Though in the future, Jimmy Jam may somehow expand to fill that role. I don't know if it'll be a positive thing, but it certainly should be fun to watch.
• The O.C. Of course we'll still watch it, and god knows we'll still love the fuck out of it. But I'll miss our occasional O.C./Pinot Gringo slurfests, and your constant berating of Chino and The Spazz to shut up and get it on. Though modern technology has advanced considerably, and as since it'll be on at 9 Eastern/8 Central, I foresee commercial break teleconferences aplenty.

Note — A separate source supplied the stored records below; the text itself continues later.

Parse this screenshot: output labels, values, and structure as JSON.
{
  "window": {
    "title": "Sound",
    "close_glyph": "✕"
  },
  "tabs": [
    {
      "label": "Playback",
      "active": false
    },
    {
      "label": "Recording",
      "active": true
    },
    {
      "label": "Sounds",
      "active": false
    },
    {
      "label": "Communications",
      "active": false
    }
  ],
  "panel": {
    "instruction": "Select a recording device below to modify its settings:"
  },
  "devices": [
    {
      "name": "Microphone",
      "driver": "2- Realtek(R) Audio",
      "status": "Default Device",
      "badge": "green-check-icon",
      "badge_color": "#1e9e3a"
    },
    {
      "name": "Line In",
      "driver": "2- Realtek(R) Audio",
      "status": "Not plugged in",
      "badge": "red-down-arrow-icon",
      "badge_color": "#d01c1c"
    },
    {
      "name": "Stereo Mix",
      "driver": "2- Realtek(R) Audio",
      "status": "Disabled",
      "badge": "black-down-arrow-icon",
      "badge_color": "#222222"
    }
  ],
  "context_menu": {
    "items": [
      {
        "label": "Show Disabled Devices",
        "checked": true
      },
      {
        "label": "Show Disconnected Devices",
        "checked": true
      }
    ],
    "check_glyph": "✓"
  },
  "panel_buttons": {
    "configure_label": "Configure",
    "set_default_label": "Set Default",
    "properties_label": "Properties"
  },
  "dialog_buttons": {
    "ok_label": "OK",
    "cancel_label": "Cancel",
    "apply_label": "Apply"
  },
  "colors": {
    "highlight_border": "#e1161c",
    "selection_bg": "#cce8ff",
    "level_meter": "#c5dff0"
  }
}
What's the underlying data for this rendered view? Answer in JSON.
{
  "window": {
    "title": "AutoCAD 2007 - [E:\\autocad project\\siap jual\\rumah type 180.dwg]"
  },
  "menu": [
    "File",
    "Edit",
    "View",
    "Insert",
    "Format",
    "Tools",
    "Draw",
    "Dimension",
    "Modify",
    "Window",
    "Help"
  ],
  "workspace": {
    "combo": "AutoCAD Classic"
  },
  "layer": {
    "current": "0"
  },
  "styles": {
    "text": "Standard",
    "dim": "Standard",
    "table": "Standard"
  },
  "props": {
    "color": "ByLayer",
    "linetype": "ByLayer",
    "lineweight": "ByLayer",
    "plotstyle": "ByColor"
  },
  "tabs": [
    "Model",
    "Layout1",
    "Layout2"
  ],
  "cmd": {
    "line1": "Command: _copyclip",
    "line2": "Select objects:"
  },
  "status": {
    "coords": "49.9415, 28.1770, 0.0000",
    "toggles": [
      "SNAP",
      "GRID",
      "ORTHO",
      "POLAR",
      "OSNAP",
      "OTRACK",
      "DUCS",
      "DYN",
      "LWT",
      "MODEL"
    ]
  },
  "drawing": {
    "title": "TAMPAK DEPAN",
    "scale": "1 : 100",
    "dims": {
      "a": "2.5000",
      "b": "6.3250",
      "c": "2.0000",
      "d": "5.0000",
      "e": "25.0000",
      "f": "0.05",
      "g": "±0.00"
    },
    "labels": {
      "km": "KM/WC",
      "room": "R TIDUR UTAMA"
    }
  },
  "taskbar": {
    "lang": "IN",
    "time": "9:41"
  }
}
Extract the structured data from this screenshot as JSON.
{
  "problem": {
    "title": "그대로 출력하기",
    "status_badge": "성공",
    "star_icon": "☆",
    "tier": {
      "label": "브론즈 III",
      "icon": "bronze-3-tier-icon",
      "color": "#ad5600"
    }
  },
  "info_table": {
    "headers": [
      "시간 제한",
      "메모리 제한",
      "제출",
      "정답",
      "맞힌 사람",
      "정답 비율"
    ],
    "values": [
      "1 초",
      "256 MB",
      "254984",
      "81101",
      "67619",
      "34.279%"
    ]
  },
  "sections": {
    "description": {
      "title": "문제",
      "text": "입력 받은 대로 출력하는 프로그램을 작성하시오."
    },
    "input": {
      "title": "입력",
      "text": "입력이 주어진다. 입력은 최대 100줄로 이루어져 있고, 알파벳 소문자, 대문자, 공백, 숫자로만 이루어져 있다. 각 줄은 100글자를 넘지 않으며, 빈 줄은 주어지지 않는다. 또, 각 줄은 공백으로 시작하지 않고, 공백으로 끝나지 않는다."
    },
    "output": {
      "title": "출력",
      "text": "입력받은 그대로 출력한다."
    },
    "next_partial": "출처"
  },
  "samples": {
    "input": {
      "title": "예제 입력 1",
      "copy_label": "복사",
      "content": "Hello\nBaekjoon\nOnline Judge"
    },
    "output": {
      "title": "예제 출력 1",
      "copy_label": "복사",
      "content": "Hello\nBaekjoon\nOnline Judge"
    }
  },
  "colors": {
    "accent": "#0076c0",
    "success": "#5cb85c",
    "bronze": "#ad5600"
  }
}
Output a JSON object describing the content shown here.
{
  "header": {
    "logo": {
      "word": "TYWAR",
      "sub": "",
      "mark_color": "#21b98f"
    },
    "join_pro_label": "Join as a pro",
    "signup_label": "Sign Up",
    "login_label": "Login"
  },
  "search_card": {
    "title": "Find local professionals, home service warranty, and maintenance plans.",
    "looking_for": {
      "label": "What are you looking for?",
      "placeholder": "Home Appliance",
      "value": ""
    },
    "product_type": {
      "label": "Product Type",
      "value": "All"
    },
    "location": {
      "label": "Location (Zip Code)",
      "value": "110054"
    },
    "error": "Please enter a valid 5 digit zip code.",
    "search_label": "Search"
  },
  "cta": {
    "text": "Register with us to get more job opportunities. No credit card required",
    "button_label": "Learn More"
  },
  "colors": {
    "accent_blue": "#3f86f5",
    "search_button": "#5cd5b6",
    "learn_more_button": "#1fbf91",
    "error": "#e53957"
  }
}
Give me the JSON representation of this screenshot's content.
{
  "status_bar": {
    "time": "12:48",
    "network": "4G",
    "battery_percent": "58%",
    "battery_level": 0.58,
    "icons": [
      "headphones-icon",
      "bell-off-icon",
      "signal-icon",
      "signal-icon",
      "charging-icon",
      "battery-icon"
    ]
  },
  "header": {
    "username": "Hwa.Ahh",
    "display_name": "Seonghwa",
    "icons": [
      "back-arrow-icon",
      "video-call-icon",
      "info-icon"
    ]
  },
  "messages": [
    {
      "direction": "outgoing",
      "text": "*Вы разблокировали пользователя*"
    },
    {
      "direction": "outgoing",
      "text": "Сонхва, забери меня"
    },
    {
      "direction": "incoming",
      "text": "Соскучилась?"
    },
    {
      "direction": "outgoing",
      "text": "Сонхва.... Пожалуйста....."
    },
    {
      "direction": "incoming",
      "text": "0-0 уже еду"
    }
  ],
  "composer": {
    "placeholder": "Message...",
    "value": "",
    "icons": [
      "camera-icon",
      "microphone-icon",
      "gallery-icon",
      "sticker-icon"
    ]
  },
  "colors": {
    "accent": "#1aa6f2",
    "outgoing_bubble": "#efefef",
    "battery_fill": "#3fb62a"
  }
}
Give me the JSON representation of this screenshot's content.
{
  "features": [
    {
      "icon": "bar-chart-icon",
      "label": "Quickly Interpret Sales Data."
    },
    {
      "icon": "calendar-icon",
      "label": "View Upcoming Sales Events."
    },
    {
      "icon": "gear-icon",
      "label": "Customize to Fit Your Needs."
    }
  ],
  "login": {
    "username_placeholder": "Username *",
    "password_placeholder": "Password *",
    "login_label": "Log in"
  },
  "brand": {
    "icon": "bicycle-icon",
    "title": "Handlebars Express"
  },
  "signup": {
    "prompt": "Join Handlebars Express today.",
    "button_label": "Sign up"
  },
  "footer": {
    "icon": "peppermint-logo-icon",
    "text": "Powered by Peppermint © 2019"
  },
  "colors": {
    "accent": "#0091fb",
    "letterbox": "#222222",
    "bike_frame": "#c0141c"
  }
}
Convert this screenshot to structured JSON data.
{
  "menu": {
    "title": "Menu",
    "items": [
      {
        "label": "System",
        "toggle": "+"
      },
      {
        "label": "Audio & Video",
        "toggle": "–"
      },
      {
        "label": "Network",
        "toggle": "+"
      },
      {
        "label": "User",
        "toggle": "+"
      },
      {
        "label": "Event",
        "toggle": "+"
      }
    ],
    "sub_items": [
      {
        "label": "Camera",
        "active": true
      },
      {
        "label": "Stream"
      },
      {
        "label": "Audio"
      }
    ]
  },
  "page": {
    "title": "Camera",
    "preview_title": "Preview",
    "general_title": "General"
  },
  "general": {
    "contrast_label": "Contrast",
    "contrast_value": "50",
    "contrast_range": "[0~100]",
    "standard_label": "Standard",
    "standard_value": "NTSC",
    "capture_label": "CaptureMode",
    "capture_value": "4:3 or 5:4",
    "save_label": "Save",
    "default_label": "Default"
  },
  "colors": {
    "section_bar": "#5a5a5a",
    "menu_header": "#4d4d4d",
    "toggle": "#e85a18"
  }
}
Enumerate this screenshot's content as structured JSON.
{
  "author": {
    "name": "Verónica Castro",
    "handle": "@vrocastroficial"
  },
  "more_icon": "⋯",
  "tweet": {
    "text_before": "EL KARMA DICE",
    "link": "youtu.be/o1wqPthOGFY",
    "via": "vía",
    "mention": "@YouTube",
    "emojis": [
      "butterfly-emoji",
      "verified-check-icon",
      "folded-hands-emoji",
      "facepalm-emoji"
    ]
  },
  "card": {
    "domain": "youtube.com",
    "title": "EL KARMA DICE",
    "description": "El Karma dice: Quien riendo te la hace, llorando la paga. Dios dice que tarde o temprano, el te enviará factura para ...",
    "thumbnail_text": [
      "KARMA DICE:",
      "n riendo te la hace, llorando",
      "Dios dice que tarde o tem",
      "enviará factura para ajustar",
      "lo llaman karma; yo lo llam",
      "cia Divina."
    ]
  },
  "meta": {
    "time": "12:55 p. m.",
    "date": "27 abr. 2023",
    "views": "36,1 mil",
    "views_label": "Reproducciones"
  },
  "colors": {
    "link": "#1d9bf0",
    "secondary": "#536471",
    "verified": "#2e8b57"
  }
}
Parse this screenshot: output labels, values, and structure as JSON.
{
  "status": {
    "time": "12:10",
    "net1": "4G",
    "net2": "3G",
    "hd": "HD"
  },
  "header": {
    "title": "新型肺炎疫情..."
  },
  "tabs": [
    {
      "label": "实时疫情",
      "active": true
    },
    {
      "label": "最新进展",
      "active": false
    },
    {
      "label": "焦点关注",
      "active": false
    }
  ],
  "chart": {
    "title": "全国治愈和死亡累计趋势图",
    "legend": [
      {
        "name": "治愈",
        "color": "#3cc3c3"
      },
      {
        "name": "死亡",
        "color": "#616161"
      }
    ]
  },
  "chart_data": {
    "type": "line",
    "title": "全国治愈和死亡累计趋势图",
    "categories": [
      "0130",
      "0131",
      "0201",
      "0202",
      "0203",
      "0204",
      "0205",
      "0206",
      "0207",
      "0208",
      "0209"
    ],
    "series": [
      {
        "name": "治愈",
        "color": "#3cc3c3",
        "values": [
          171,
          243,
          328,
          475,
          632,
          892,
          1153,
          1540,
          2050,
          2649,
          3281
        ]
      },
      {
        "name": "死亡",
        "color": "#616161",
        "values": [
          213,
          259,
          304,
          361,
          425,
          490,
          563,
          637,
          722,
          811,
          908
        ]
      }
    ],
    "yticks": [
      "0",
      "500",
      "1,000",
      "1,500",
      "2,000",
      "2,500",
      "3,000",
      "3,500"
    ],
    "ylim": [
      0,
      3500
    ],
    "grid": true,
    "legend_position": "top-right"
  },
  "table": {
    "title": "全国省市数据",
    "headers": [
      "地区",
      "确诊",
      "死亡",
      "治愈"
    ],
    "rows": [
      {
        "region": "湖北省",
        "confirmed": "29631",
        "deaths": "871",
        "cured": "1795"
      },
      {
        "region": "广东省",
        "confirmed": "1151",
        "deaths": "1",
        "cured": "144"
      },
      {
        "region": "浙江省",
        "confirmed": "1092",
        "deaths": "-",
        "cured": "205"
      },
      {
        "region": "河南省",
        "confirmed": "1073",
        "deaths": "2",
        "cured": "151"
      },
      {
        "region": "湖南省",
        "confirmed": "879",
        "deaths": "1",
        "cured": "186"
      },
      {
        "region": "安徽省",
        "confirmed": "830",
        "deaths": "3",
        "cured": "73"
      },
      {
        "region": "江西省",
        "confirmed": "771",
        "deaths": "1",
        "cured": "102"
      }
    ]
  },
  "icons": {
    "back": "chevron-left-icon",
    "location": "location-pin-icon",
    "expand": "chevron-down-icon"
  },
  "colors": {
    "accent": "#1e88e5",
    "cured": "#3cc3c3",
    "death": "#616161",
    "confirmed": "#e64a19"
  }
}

• The Back Row. It was during one semester of either my second or third senior year in college that Sarahbrown and I became friends, and this came due in no small part to one creative writing course we took together. I don't think I'm exaggerating too much when I say that this class included some of the worst writers ever to drop, slimy and covered in dirt, much like Sauron's horrid warriors in the first "Lord of the Rings" movie, onto the face of this planet. This class included a particularly infuriating frat guy, who I'm pretty sure thought he was the sensitive one; this basically meant he'd memorized four lines of Shakespeare that the drunk chicks he tried to use it on probably didn't catch anyway.
Though the bad fiction moments of that semester were frequent and glorious, from Michael Ruffin's pet ferrets to the Innnne atte theieye Ouldydye Croussee Rhouwuwdessee, I think by far the finest was the love story, scribed by said "sensitive" frat guy (he was a total smarmy asshole, that was the other thing, who looked in the mirror and saw Ferris Bueller instead of the Parker Lewis that leered back), that every single person in the class just assumed was about a forbidden gay love affair, but that he insisted was just written about a girl. It is impossible for your bond with another person not to strengthen when faced with such gut-busting unintentional homoeroticism.
It all underlies an important point about friendship, something I heard Jimmy Jam say to someone during the first months of his and my friendship: "I basically just stand there and make fun of people, and whoever laughs, I hang around with."
------
I could go on and on. I might, in the future, if I stay maudlin about Sarahbrown leaving town. But at any rate, I'll just paraphrase Bryan Adams' anthemic anthem, "Summer of '69":
Me and some guys from school
had a band and we tried real hard
Jimmy quit / Jody got married
Should have known we'd never get far
I'll miss the living fuck out of you, Sarahbrown. I know you'll do splendidly, and that you'll meet some truly excellent people and go to some truly excellent, if mostrously overpriced, bars. But no matter where you go, always remember: Those New York fucks got nothin' on me. NOTHING!
Sorry. I mean, always remember to brush at least once every other day. And that we love you very, very much.